Problem: Youth from low-income households are at a disproportionately higher risk for obesity. Examining the relationship between income and healthy family behaviors may help identify future points of intervention to reduce pediatric obesity health disparities. Health promoting family behaviors may include healthy eating behaviors (e.g., minimal sweetened beverages), physical activity, and family mealtime routines. This study examined whether income was associated with weight-related family health behaviors.

Methods: Parents (N=67;95% female; 85% white) of adolescents (12-17) completed measures assessing family health behaviors (Family Health Behaviors Scale (FHBS); α=.79); and income (M=84,676, SD=52,076) as a part of a larger study examining risks for adolescent obesity. Objective height (stadiometer) and weight (digital scale) were used to calculate parent BMI (M=29.24,SD=7.48;66% overweight or obese) and adolescent BMI percentile for age-and-gender (M=63.95,SD=28.1;33% overweight or obese).

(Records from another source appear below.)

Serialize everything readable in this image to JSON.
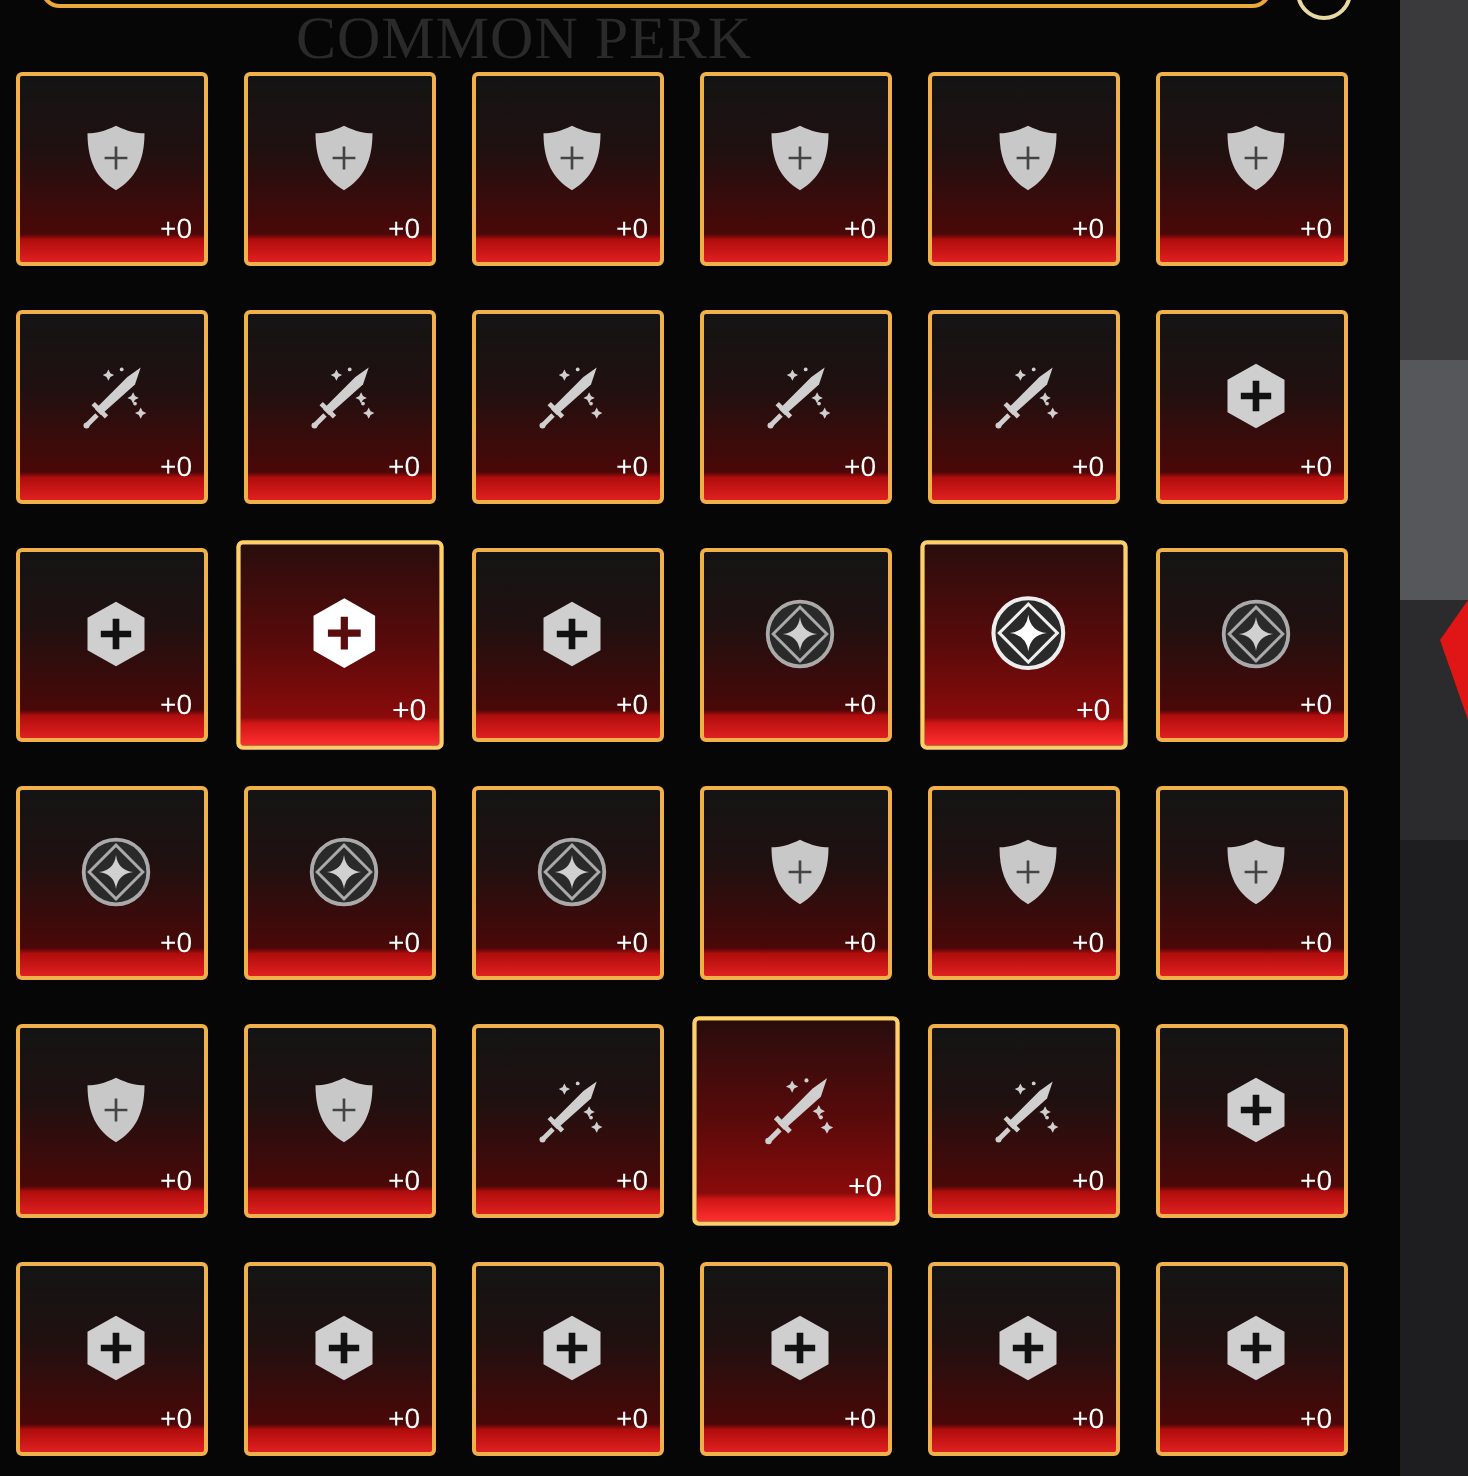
{
  "heading": "COMMON PERK",
  "tiles": [
    {
      "kind": "shield",
      "count": "+0",
      "selected": false
    },
    {
      "kind": "shield",
      "count": "+0",
      "selected": false
    },
    {
      "kind": "shield",
      "count": "+0",
      "selected": false
    },
    {
      "kind": "shield",
      "count": "+0",
      "selected": false
    },
    {
      "kind": "shield",
      "count": "+0",
      "selected": false
    },
    {
      "kind": "shield",
      "count": "+0",
      "selected": false
    },
    {
      "kind": "sword",
      "count": "+0",
      "selected": false
    },
    {
      "kind": "sword",
      "count": "+0",
      "selected": false
    },
    {
      "kind": "sword",
      "count": "+0",
      "selected": false
    },
    {
      "kind": "sword",
      "count": "+0",
      "selected": false
    },
    {
      "kind": "sword",
      "count": "+0",
      "selected": false
    },
    {
      "kind": "hex",
      "count": "+0",
      "selected": false
    },
    {
      "kind": "hex",
      "count": "+0",
      "selected": false
    },
    {
      "kind": "hex",
      "count": "+0",
      "selected": true
    },
    {
      "kind": "hex",
      "count": "+0",
      "selected": false
    },
    {
      "kind": "star",
      "count": "+0",
      "selected": false
    },
    {
      "kind": "star",
      "count": "+0",
      "selected": true
    },
    {
      "kind": "star",
      "count": "+0",
      "selected": false
    },
    {
      "kind": "star",
      "count": "+0",
      "selected": false
    },
    {
      "kind": "star",
      "count": "+0",
      "selected": false
    },
    {
      "kind": "star",
      "count": "+0",
      "selected": false
    },
    {
      "kind": "shield",
      "count": "+0",
      "selected": false
    },
    {
      "kind": "shield",
      "count": "+0",
      "selected": false
    },
    {
      "kind": "shield",
      "count": "+0",
      "selected": false
    },
    {
      "kind": "shield",
      "count": "+0",
      "selected": false
    },
    {
      "kind": "shield",
      "count": "+0",
      "selected": false
    },
    {
      "kind": "sword",
      "count": "+0",
      "selected": false
    },
    {
      "kind": "sword",
      "count": "+0",
      "selected": true
    },
    {
      "kind": "sword",
      "count": "+0",
      "selected": false
    },
    {
      "kind": "hex",
      "count": "+0",
      "selected": false
    },
    {
      "kind": "hex",
      "count": "+0",
      "selected": false
    },
    {
      "kind": "hex",
      "count": "+0",
      "selected": false
    },
    {
      "kind": "hex",
      "count": "+0",
      "selected": false
    },
    {
      "kind": "hex",
      "count": "+0",
      "selected": false
    },
    {
      "kind": "hex",
      "count": "+0",
      "selected": false
    },
    {
      "kind": "hex",
      "count": "+0",
      "selected": false
    }
  ]
}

Results: Hierarchical linear regression suggested that, after controlling for parent BMI, lower family income was associated with lower scores on the FHBS (β=.277; p<0.05; R2=0.31). Families below the 200% poverty threshold engaged in significantly fewer health promoting family behaviors (t(60) = 2.45, p <.05). Results showed no association between income and child BMI percentile (p > .05). Findings from this study suggest, even after accounting for parental BMI, lower family income is associated with parental report of fewer health promoting family behaviors. Considering these healthy family behaviors may be especially important given that they may protect against obesity. Future research is needed to determine whether targeted health behaviors towards lower-income families may minimize obesity risk in low-income adolescents.